Johnson and Alberta continued by noting that these political future plans Cruz has launched “have scrambled the pecking order inside the senator’s orbit” as Polyansky—who was “a political strategist who was senior adviser to the presidential campaign” takes over as Chief of Staff while Teller “will be departing to serve as senior adviser to the nonprofit groups.”
“Mark Campbell, the national political director of Cruz’s presidential campaign, will serve as executive director and board chairman of the organizations,” Johnson and Alberta wrote. “Bryan English, who served as Cruz’s Iowa-state director, and Brian Phillips, who ran the campaign’s rapid-response communications from Houston, will also join the allied groups, which Campbell says are intended to build on the movement inspired by the Cruz campaign, educating and mobilizing ‘grassroots leaders as to the importance of conservative principles.’ The new operation will launch with roughly half a dozen staffers working remotely, though Cruz officials expect eventually to have offices in Washington and Texas. With the exception of Teller, who will join from Cruz’s Senate office, the organizations’ staffers will consist entirely of aides from the senator’s presidential campaign.”

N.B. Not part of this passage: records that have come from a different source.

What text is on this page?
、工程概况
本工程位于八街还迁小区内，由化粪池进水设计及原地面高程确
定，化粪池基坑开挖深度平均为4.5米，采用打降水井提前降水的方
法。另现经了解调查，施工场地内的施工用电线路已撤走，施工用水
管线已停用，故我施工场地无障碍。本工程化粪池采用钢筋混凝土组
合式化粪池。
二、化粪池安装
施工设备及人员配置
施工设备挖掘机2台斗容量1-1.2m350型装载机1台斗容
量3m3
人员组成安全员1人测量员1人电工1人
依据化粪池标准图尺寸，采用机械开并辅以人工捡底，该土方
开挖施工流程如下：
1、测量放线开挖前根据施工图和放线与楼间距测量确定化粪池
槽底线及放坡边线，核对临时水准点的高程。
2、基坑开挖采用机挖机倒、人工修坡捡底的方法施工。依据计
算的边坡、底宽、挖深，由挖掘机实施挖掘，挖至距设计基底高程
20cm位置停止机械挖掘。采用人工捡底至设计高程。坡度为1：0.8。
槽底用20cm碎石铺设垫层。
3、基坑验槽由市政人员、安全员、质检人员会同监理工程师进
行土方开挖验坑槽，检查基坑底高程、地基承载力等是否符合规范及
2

So essentially what Cruz has done is roll his entire presidential campaign—or as much of it as he could keep together—into a hibernation designed to lay and wait for 2020. If Cruz ends up backing Trump for president—and fights for him every step of the way—and Trump loses, then Cruz won’t get the blame for Hillary Clinton winning. But if Cruz stays a bitter loser, and refuses to back Trump in November and doesn’t fight for him, then Cruz will—along with other Republicans—bear much of the brunt of Trump’s loss.
For what it’s worth, Frazier also challenges the way the National Review framed the creation of these organizations—saying they are not in preparation for 2020 but instead “natural progressions” of a post-campaign Cruz.

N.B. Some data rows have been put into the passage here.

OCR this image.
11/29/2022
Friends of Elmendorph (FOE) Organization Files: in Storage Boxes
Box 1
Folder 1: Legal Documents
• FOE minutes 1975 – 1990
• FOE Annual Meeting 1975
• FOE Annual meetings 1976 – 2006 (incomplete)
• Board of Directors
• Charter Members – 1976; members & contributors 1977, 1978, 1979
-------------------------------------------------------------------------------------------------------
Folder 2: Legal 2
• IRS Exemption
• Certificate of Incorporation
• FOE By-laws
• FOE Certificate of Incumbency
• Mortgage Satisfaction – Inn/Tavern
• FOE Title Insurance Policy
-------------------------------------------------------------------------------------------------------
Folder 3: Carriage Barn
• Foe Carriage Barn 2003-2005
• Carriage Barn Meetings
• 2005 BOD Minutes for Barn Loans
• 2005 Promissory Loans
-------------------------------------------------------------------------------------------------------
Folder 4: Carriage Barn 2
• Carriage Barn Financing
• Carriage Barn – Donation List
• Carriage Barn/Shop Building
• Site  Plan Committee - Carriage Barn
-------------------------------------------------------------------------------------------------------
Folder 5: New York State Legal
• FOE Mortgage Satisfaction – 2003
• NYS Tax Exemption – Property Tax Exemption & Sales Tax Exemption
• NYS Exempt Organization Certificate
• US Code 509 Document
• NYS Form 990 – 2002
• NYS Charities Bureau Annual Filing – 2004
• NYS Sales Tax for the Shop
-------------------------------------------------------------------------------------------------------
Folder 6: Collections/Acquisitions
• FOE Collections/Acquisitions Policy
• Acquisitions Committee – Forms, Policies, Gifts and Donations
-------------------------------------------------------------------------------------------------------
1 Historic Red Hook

“It is correct that a c3 and c4 have been created and that Cruz has named a new chief of staff after the former went to go work for one of those groups,” Frazier said in an email. “All very natural progressions in the aftermath of a presidential campaign.”
Of course, all of that calculating for 2020 changes should Trump shock all of his detractors and win in November. Most of the rest of the Republican Party has come around to backing Trump for president, and Cruz remains one of the few lasting detractors. If Cruz gets on board, Trump will be able to legitimately claim he has unified the Republican Party and move on to take down Hillary Rodham Clinton in November.